While local business executives were 16% more optimistic about prospects in the fourth quarter of 2015 than they were during the third quarter, business optimism stood at -24%.
 
“A multitude of macro- and microeconomic factors are directly affecting business executives’ sentiment about the nation. These issues range from geopolitical instability and the economic volatility of China, to South Africa’s own labour concerns, energy issues, the disastrous collapse of the rand and a dramatic decline in confidence in the leadership of the country as a whole,” noted Nagar.

Fifty-nine per cent of South African business executives stated that rising energy costs were the greatest constraint to growing their organisations, while 55% expressed concern regarding economic uncertainty and 51% stated exchange rate fluctuations as a key constraint. 

Further, 45% of South African businesses cited overregulation and red tape as the fourth-greatest constraint to business expansion, while an insufficiently skilled workforce was constraining 22% of business executives’ growth plans.

Seventy-three per cent of business executives indicated that their companies had been negatively impacted by poor government service delivery and 90% cited utilities as the key government service delivery issue affecting their businesses.
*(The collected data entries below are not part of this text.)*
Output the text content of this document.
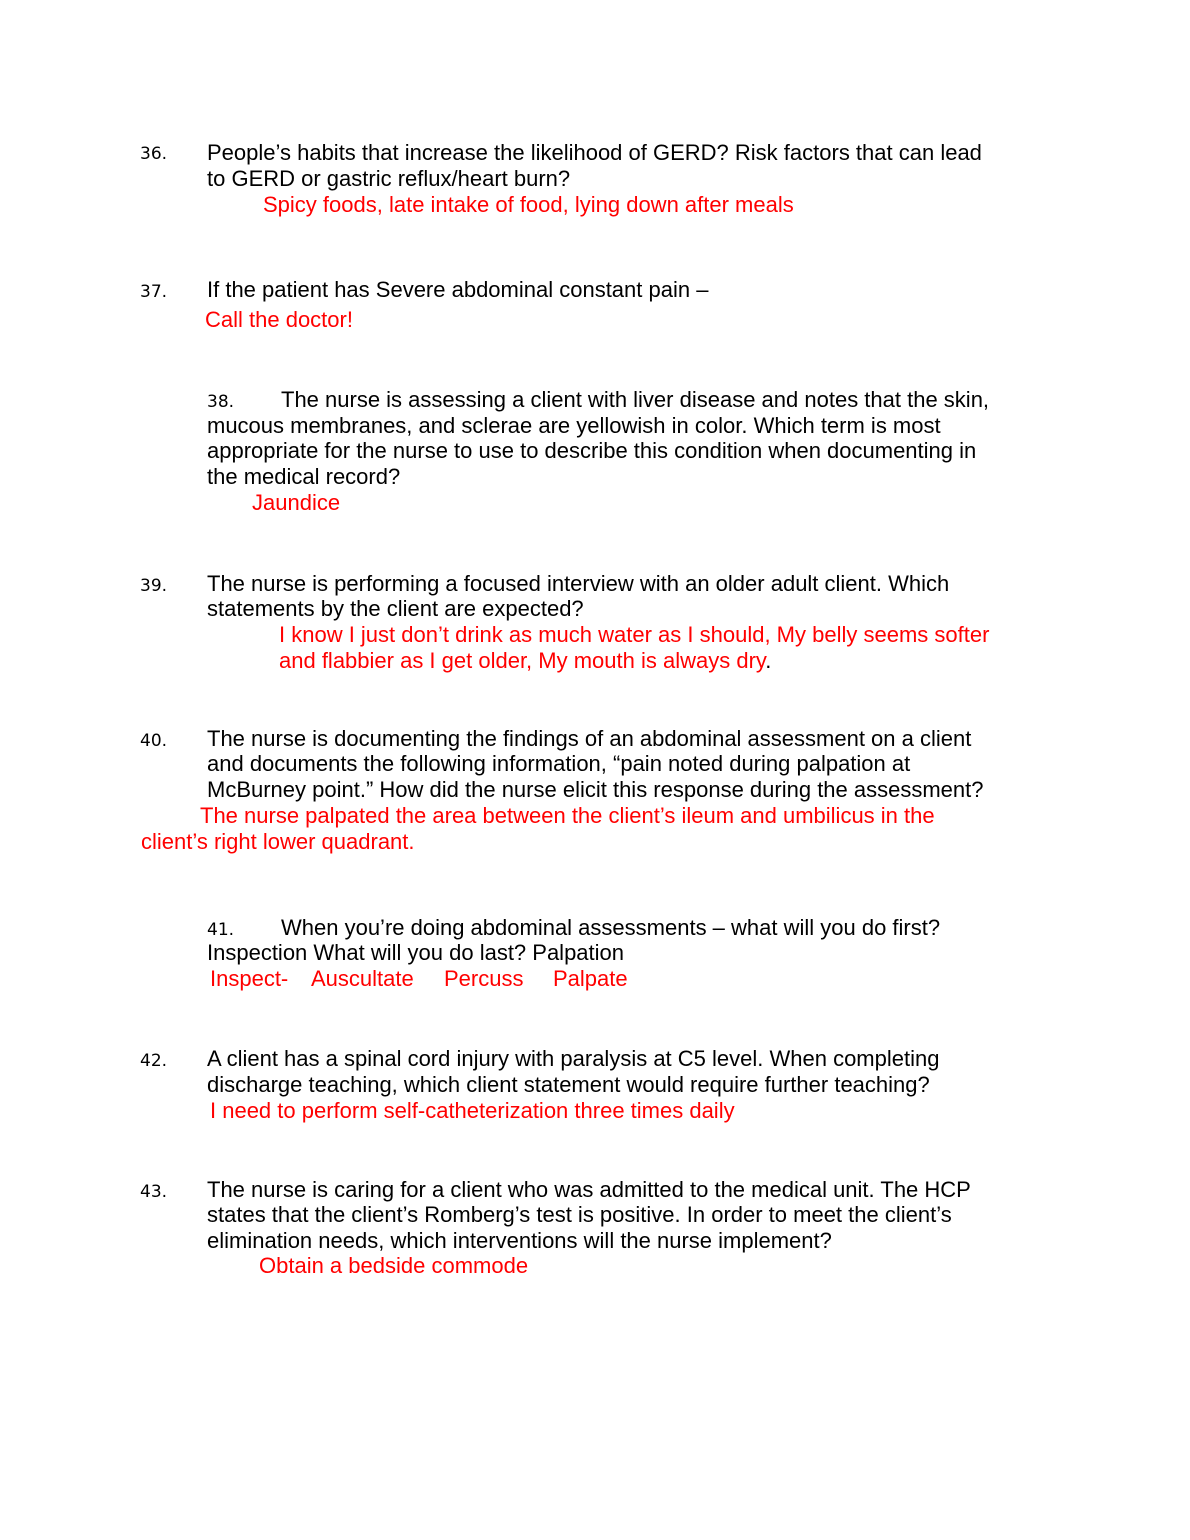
36. People’s habits that increase the likelihood of GERD? Risk factors that can lead
to GERD or gastric reflux/heart burn?
Spicy foods, late intake of food, lying down after meals
37. If the patient has Severe abdominal constant pain –
Call the doctor!
38. The nurse is assessing a client with liver disease and notes that the skin,
mucous membranes, and sclerae are yellowish in color. Which term is most
appropriate for the nurse to use to describe this condition when documenting in
the medical record?
Jaundice
39. The nurse is performing a focused interview with an older adult client. Which
statements by the client are expected?
I know I just don’t drink as much water as I should, My belly seems softer
and flabbier as I get older, My mouth is always dry.
40. The nurse is documenting the findings of an abdominal assessment on a client
and documents the following information, “pain noted during palpation at
McBurney point.” How did the nurse elicit this response during the assessment?
The nurse palpated the area between the client’s ileum and umbilicus in the
client’s right lower quadrant.
41. When you’re doing abdominal assessments – what will you do first?
Inspection What will you do last? Palpation
Inspect- Auscultate Percuss Palpate
42. A client has a spinal cord injury with paralysis at C5 level. When completing
discharge teaching, which client statement would require further teaching?
I need to perform self-catheterization three times daily
43. The nurse is caring for a client who was admitted to the medical unit. The HCP
states that the client’s Romberg’s test is positive. In order to meet the client’s
elimination needs, which interventions will the nurse implement?
Obtain a bedside commode
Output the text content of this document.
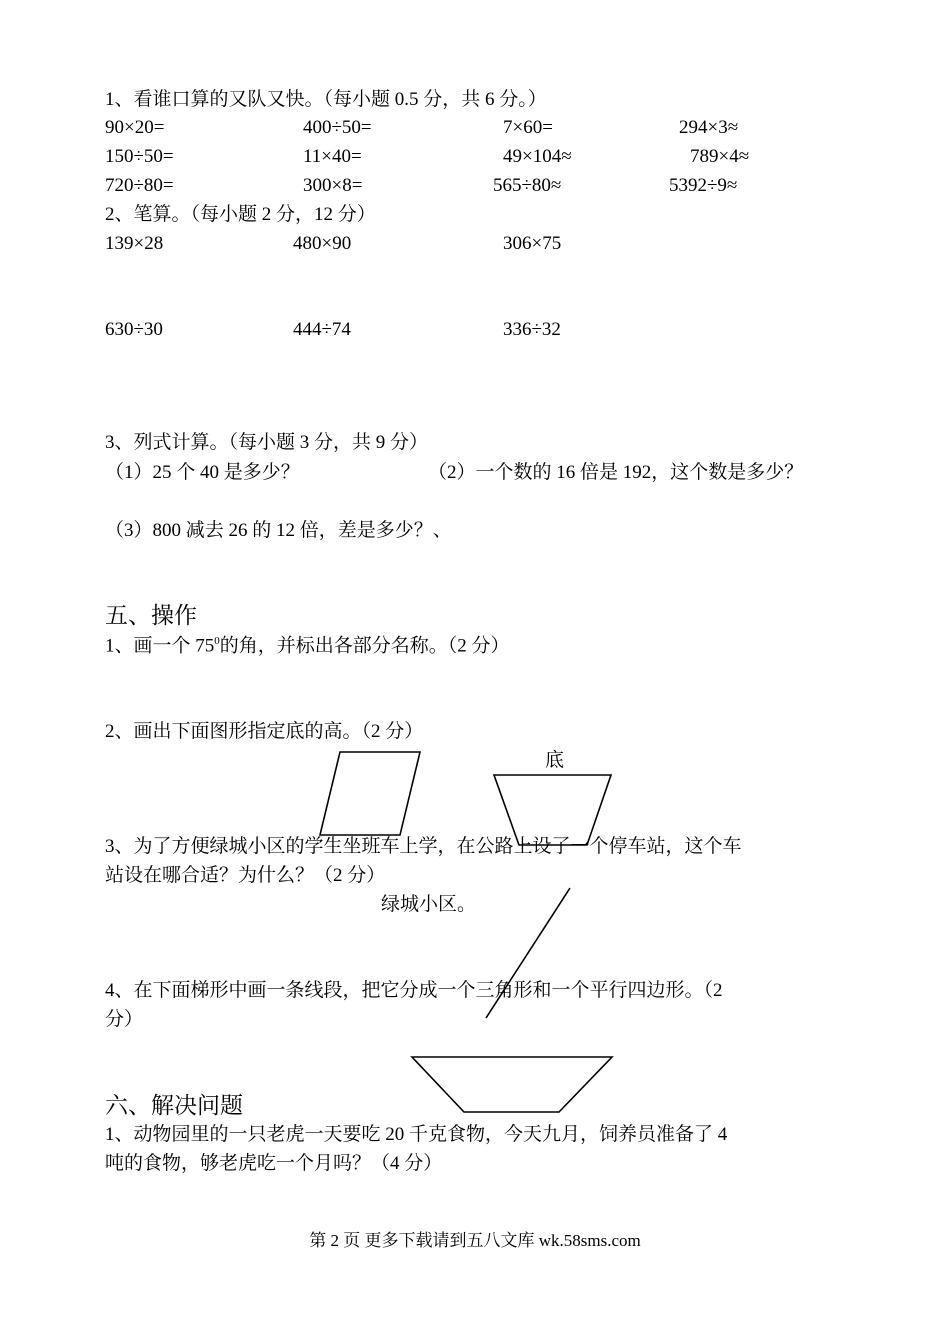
1、看谁口算的又队又快。（每小题 0.5 分，共 6 分。）
90×20=	400÷50=	7×60=	294×3≈
150÷50=	11×40=	49×104≈	789×4≈
720÷80=	300×8=	565÷80≈	5392÷9≈
2、笔算。（每小题 2 分，12 分）
139×28	480×90	306×75
630÷30	444÷74	336÷32
3、列式计算。（每小题 3 分，共 9 分）
（1）25 个 40 是多少？	（2）一个数的 16 倍是 192，这个数是多少？
（3）800 减去 26 的 12 倍，差是多少？、
五、操作
1、画一个 $75^0$的角，并标出各部分名称。（2 分）
2、画出下面图形指定底的高。（2 分）
底
3、为了方便绿城小区的学生坐班车上学，在公路上设了一个停车站，这个车
站设在哪合适？为什么？（2 分）
绿城小区。
4、在下面梯形中画一条线段，把它分成一个三角形和一个平行四边形。（2
分）
六、解决问题
1、动物园里的一只老虎一天要吃 20 千克食物，今天九月，饲养员准备了 4
吨的食物，够老虎吃一个月吗？（4 分）
第 2 页 更多下载请到五八文库 wk.58sms.com
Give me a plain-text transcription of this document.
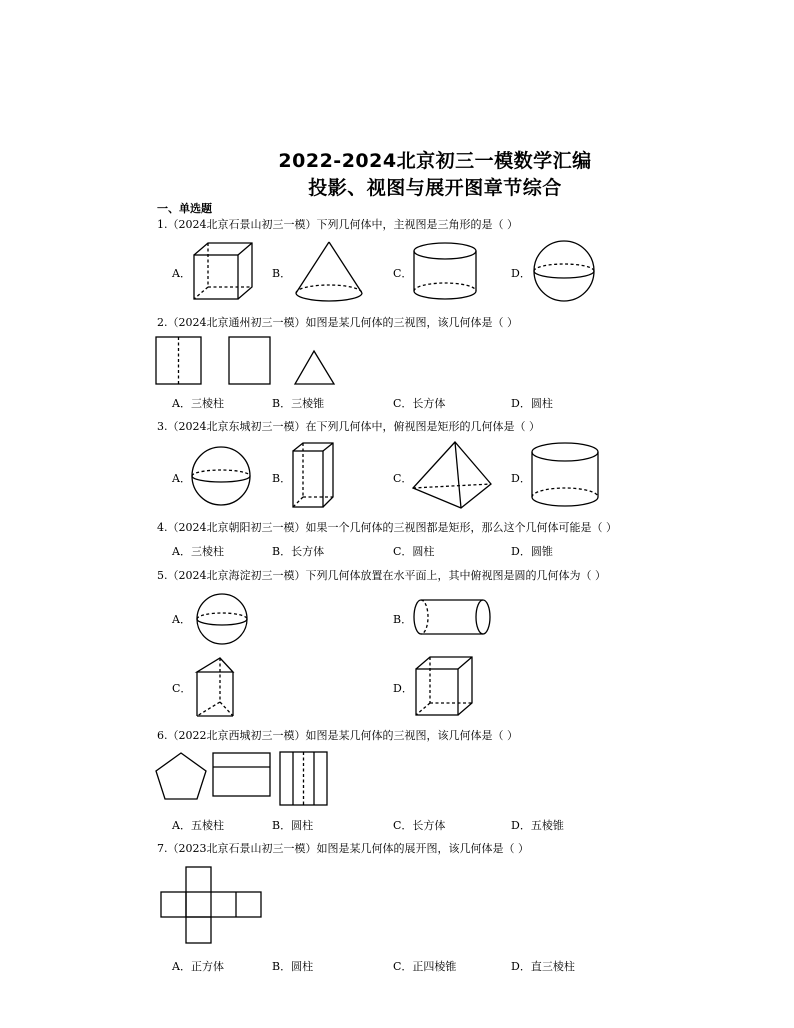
2022-2024北京初三一模数学汇编
投影、视图与展开图章节综合
一、单选题
1.（2024北京石景山初三一模）下列几何体中，主视图是三角形的是（ ）
A．	B．	C．	D．
2.（2024北京通州初三一模）如图是某几何体的三视图，该几何体是（ ）
A．三棱柱	B．三棱锥	C．长方体	D．圆柱
3.（2024北京东城初三一模）在下列几何体中，俯视图是矩形的几何体是（ ）
A．	B．	C．	D．
4.（2024北京朝阳初三一模）如果一个几何体的三视图都是矩形，那么这个几何体可能是（ ）
A．三棱柱	B．长方体	C．圆柱	D．圆锥
5.（2024北京海淀初三一模）下列几何体放置在水平面上，其中俯视图是圆的几何体为（ ）
A．	B．
C．	D．
6.（2022北京西城初三一模）如图是某几何体的三视图，该几何体是（ ）
A．五棱柱	B．圆柱	C．长方体	D．五棱锥
7.（2023北京石景山初三一模）如图是某几何体的展开图，该几何体是（ ）
A．正方体	B．圆柱	C．正四棱锥	D．直三棱柱
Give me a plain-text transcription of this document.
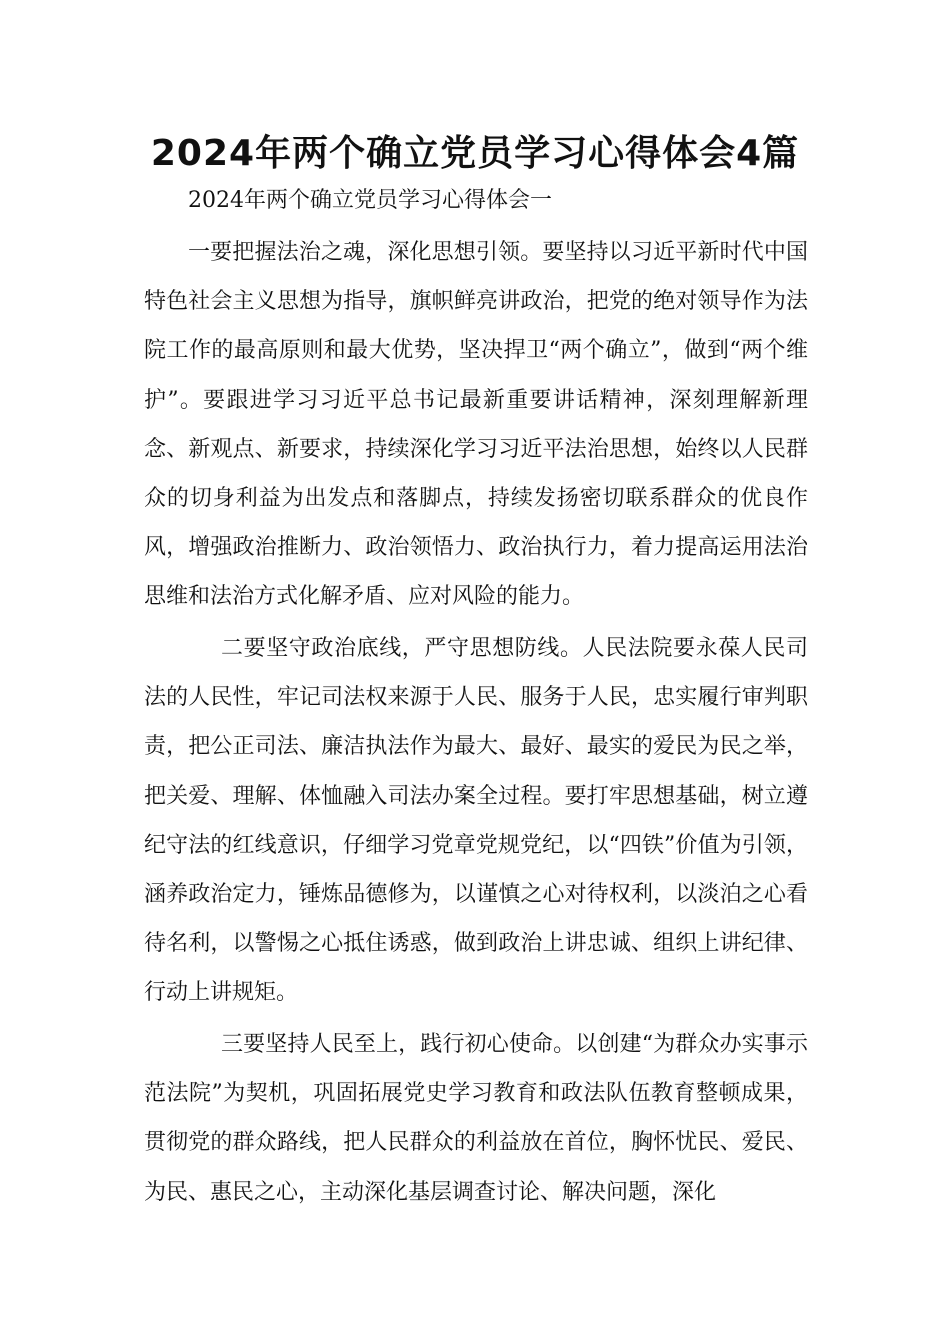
2024年两个确立党员学习心得体会4篇

2024年两个确立党员学习心得体会一

一要把握法治之魂，深化思想引领。要坚持以习近平新时代中国特色社会主义思想为指导，旗帜鲜亮讲政治，把党的绝对领导作为法院工作的最高原则和最大优势，坚决捍卫“两个确立”，做到“两个维护”。要跟进学习习近平总书记最新重要讲话精神，深刻理解新理念、新观点、新要求，持续深化学习习近平法治思想，始终以人民群众的切身利益为出发点和落脚点，持续发扬密切联系群众的优良作风，增强政治推断力、政治领悟力、政治执行力，着力提高运用法治思维和法治方式化解矛盾、应对风险的能力。

二要坚守政治底线，严守思想防线。人民法院要永葆人民司法的人民性，牢记司法权来源于人民、服务于人民，忠实履行审判职责，把公正司法、廉洁执法作为最大、最好、最实的爱民为民之举，把关爱、理解、体恤融入司法办案全过程。要打牢思想基础，树立遵纪守法的红线意识，仔细学习党章党规党纪，以“四铁”价值为引领，涵养政治定力，锤炼品德修为，以谨慎之心对待权利，以淡泊之心看待名利，以警惕之心抵住诱惑，做到政治上讲忠诚、组织上讲纪律、行动上讲规矩。

三要坚持人民至上，践行初心使命。以创建“为群众办实事示范法院”为契机，巩固拓展党史学习教育和政法队伍教育整顿成果，贯彻党的群众路线，把人民群众的利益放在首位，胸怀忧民、爱民、为民、惠民之心，主动深化基层调查讨论、解决问题，深化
Executives also cited strikes by government employees as a significant challenge, with 71% of respondents lamenting this issue.
 
“Municipal workers and other major unions embarked on large-scale strikes during the last quarter of 2015. There is no doubt that these protests affected normal business functions last year,” said Nagar. 

Meanwhile, 59% of South African respondents said they, their staff or family of staff, had been affected by the threat to personal security such as house-breaking, hijacking, violent crime or road rage.
 
This figure was down from 63.5% recorded in the fourth quarter of 2014.

GLOBAL PICTURE
Business optimism globally stood at 36%, down marginally from the third quarter and just above the 35% recorded in the fourth quarter of 2014.

For the first time since the financial crisis, the European Union (EU) was providing the bedrock of stability. For the fourth quarter, 38% of EU businesses were optimistic about their economy over the next 12 months.

This was despite risks posed by the migrant crisis, terrorism and a possible referendum on the UK’s EU membership.

Meanwhile, optimism among US businesses fell from 74% to 50% in the fourth quarter, the biggest fall of any of the 36 countries surveyed for the IBR.